My laboratory research focus is to elucidate the mechanisms by which mutations in genes associated with inherited cardiomyopathy alter molecular signals to cause decompensation in heart function. I primarily utilize a human cardiomyocyte model system derived from human induced pluripotent stem cells (hiPSCs). My laboratory generates these cells both from patient skin samples and through genome engineering. The iPSCcardiomyocyte model has many advantages over rodent and other in vitro models, creating new avenues for discovery of molecular disease mechanisms in human heart cells. To fully leverage this powerful human model system, my laboratory has collaborated with bioengineers to develop highly precise methods to investigate excitation-contraction coupling in single cells using bioengineered cell culture platforms and analysis tools.

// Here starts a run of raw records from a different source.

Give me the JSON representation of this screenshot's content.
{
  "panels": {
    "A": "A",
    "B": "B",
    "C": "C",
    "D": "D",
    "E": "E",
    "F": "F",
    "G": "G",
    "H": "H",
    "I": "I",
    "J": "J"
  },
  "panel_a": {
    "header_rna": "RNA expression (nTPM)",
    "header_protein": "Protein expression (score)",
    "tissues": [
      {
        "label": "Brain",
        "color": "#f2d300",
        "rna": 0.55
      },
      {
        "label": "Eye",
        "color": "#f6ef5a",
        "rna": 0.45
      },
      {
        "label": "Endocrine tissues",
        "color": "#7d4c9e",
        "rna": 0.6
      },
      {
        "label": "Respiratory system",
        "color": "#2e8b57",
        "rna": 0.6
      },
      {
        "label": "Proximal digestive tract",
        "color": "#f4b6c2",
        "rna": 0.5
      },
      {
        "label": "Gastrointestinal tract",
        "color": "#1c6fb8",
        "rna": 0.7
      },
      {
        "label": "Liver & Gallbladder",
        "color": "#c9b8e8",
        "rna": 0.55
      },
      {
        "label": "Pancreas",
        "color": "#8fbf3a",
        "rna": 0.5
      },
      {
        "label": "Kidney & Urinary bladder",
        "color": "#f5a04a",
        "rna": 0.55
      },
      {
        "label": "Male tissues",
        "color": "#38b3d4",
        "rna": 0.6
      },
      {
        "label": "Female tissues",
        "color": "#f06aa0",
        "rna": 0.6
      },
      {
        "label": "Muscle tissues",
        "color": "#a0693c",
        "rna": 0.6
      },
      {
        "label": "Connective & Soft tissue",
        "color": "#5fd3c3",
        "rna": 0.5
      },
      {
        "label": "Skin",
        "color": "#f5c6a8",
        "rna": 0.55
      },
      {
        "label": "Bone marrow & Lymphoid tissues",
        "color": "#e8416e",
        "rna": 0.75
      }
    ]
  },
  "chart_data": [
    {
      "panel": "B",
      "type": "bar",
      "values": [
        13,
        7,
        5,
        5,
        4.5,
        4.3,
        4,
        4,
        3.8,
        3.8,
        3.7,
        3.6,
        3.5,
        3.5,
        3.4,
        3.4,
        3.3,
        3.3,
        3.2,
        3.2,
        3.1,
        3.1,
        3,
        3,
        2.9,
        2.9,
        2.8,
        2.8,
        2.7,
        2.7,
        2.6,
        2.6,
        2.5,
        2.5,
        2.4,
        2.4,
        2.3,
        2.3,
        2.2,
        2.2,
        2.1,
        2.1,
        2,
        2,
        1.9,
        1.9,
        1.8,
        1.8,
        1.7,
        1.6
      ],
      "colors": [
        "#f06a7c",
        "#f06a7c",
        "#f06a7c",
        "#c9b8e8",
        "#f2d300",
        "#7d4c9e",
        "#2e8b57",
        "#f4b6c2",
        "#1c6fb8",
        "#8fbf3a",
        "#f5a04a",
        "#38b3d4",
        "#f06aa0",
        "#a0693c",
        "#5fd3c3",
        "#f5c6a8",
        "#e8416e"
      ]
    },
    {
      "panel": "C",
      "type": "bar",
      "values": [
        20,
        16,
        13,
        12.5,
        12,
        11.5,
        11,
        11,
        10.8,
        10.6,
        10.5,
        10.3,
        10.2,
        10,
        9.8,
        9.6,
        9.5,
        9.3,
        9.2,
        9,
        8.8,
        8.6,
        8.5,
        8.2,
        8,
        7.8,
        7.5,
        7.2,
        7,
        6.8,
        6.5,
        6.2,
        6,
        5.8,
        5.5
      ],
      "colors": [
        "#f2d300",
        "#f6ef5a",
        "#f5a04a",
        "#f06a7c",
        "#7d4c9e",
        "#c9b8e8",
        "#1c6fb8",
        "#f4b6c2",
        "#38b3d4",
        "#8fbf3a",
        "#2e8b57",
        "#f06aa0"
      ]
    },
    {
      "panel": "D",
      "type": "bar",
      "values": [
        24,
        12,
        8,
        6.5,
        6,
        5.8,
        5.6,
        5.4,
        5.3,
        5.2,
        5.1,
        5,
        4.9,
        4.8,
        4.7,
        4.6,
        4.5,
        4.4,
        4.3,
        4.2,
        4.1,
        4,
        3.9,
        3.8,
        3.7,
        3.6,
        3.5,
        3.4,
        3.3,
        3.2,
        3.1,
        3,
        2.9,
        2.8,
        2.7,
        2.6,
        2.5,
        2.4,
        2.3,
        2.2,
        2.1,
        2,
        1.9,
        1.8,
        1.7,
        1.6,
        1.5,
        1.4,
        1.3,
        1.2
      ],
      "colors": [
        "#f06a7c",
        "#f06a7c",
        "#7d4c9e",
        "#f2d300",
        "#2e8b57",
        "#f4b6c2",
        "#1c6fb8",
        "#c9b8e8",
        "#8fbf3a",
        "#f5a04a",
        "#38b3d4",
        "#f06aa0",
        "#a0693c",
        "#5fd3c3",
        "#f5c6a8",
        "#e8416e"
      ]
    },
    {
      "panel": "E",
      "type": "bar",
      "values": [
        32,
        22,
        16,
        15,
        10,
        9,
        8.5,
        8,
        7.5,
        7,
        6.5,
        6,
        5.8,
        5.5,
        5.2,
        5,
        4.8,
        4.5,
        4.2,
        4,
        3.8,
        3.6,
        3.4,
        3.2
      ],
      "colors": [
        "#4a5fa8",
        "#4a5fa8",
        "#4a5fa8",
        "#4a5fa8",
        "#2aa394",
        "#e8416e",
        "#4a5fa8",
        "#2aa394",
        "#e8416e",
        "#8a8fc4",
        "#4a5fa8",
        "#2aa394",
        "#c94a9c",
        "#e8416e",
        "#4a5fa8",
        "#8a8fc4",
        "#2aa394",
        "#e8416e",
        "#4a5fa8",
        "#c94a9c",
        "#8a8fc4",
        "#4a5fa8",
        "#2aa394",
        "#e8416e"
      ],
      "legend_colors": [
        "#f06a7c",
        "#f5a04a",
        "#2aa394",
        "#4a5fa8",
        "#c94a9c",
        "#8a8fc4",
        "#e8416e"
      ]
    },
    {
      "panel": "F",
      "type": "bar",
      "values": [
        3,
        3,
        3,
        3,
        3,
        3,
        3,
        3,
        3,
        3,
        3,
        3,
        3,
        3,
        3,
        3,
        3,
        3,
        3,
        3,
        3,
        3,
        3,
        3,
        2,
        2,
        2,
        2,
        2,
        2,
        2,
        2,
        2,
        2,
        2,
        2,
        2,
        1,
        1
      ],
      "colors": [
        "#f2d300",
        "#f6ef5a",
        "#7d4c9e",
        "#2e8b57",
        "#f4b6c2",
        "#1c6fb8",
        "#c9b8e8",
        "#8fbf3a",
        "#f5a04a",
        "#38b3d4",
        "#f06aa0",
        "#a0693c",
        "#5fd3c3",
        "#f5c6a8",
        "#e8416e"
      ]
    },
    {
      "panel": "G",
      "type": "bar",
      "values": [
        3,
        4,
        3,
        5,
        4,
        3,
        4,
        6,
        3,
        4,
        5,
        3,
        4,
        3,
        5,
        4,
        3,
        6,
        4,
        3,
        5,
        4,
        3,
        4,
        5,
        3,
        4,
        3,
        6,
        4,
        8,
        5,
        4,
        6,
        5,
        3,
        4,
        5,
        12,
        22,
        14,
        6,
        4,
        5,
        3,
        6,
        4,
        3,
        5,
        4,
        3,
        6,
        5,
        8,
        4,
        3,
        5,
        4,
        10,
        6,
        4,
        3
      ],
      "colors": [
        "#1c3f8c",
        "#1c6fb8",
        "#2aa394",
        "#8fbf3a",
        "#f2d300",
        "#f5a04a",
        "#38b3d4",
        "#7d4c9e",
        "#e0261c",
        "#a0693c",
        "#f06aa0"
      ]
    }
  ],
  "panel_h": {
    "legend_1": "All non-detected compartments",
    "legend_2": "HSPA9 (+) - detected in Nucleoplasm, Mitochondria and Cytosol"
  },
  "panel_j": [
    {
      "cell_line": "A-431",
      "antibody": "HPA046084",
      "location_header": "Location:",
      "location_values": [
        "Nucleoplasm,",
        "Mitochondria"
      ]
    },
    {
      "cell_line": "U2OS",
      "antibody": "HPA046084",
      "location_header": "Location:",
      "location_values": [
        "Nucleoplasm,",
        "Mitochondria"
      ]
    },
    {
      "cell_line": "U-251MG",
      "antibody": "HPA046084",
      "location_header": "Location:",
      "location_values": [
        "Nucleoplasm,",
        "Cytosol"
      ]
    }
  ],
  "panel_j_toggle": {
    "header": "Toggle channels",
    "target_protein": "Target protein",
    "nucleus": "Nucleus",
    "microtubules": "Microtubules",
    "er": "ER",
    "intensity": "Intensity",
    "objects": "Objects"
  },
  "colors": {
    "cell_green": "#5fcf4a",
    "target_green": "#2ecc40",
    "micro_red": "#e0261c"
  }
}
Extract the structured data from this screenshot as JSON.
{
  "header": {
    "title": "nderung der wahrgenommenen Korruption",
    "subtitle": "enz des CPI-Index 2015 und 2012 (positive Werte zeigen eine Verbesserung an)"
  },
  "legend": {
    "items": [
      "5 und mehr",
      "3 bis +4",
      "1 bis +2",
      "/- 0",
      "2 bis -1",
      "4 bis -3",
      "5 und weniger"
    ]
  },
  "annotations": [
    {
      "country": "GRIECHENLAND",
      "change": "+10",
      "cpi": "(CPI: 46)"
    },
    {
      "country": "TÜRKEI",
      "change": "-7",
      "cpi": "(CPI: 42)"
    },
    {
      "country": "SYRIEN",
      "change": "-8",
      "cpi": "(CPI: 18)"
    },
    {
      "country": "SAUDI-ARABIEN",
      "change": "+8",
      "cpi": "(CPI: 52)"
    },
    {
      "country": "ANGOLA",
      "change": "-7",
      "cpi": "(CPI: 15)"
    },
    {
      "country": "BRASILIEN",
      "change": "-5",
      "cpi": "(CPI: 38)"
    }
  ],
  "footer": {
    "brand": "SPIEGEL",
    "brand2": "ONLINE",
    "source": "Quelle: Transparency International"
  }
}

In addition, we are developing integrative genomics and bioinformatics-based approaches that will be critical to understanding molecular mechanisms by which single gene mutations lead to downstream adverse remoding. My work has a strong translational emphasis on the clinical disease with a long-term goal of identification of disease mechanisms that will directly lead to new medical therapies for inherited heart disease.

Active clinical research includes genotype-phenotype correlations and risk prediction of sudden cardiac death in hypertrophic cardiomyopathy and arrhythmogenic cardiomyopathy.